I’m fast approaching my ten year anniversary of being admitted to practice in New York. This brings to mind one of my first adventures in being a lawyer at the first law firm I worked for as an associate. I had a lot of practical experience before being admitted, and the partner, out of necessity, had no problem in my handling any type of matter, from depositions, closings, and even trials, from the get go.

So maybe a few months after I was formally admitted, I was sent to Family Court to handle an emergency Order of Protection case. I was told that the husband had been arrested on a violation of a temporary order of protection, and that the case was going to be tried on an immediate basis. I arrived in court promptly at 9:00 a.m. to meet the client. By the time the husband was brought to court from jail, it was approximately 4:00 p.m. We went before the Judge, and having no experience in criminal matters, I asked that the defendant be held without bail. I immediately amended this to seeking that bail be set, when the Judge replied - ”I thought this was America.” The defendant didn’t have any money, so he was remanded back to jail, so that an attorney could be assigned. We were ordered to come back the next day.

I was told I had to be there at 10:00 a.m., and again had to wait most of the day for the defendant to be brought back from jail. After talking to my client for two days, I had enough ammunition to effectively cross-examine the defendant on the assault of my client and other issues. My client had a deformity of her leg, and walked with a cane. The defendant tried to testify that my client lunged at him from across the room, and he stepped out of the way, when she fell. He was caught in numerous other lies, and although the transcript probably shows my inexperience, I felt like Perry Mason, Jr. At one point the Judge admonished me that I knew better than to abuse the witness.

This was definitely a made for television experience, because during the direct of the defendant by his court appointed attorney, my client went ballistic, stood up, and started yelling at the defendant in a fugue state – saying “You are a f**ing liar” over and over.

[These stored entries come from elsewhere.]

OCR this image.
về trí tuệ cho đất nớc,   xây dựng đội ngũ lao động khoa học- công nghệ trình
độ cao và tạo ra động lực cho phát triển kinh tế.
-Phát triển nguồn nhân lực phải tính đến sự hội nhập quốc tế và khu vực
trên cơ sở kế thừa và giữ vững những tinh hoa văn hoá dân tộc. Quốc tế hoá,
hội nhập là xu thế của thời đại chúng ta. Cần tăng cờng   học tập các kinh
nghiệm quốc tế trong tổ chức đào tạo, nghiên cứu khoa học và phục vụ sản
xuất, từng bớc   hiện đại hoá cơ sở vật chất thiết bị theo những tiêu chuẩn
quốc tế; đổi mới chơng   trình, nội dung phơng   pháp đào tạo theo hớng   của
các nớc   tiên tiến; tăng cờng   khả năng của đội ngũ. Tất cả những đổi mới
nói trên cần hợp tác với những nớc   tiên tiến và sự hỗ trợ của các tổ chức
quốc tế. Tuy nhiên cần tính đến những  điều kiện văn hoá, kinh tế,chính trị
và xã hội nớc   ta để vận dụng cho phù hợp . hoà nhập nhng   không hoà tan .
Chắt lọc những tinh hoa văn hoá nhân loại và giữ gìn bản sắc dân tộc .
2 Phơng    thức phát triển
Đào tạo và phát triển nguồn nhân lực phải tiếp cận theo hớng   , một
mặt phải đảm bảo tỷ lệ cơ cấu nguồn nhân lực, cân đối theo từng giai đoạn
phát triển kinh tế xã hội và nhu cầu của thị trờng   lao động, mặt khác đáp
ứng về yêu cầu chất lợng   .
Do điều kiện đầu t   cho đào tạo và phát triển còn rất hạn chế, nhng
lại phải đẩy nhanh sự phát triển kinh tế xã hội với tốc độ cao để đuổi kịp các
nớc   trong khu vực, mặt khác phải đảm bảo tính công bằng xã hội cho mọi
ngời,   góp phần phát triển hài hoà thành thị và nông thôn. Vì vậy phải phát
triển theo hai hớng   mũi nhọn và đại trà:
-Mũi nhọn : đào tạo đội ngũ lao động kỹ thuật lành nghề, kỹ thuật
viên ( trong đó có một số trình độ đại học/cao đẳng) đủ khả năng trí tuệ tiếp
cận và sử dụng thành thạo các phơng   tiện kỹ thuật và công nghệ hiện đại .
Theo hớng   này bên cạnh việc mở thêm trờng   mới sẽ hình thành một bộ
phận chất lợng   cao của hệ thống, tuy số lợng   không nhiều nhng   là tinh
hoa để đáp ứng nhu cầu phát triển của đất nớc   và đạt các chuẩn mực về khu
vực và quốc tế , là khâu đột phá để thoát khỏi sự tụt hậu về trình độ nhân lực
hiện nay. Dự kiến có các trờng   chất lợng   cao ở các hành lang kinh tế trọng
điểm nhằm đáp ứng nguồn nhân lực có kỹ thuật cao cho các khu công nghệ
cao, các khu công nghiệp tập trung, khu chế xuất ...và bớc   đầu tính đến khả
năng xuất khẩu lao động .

I then heard the Judge say “counsellor, control your client,” which was impossible in her state. He then cleared the courtroom to allow my client time to calm down.

The defendant’s attorney tried to use my client’s temper tantrum against her, but I think the judge saw how upset she was, and through cross-examination, that the defendant actually was a liar. The defendant was found guilty of committing an assault violation. I was disappointed that he wasn’t found to have committed a misdemeanor.

On the day of sentencing, I was involved with a motion in Surrogate’s Court (another story), and couldn’t be in Family Court. The partner went instead, and my client received her Order of Protection. I’ve never had the opportunity to act as a prosecutor again.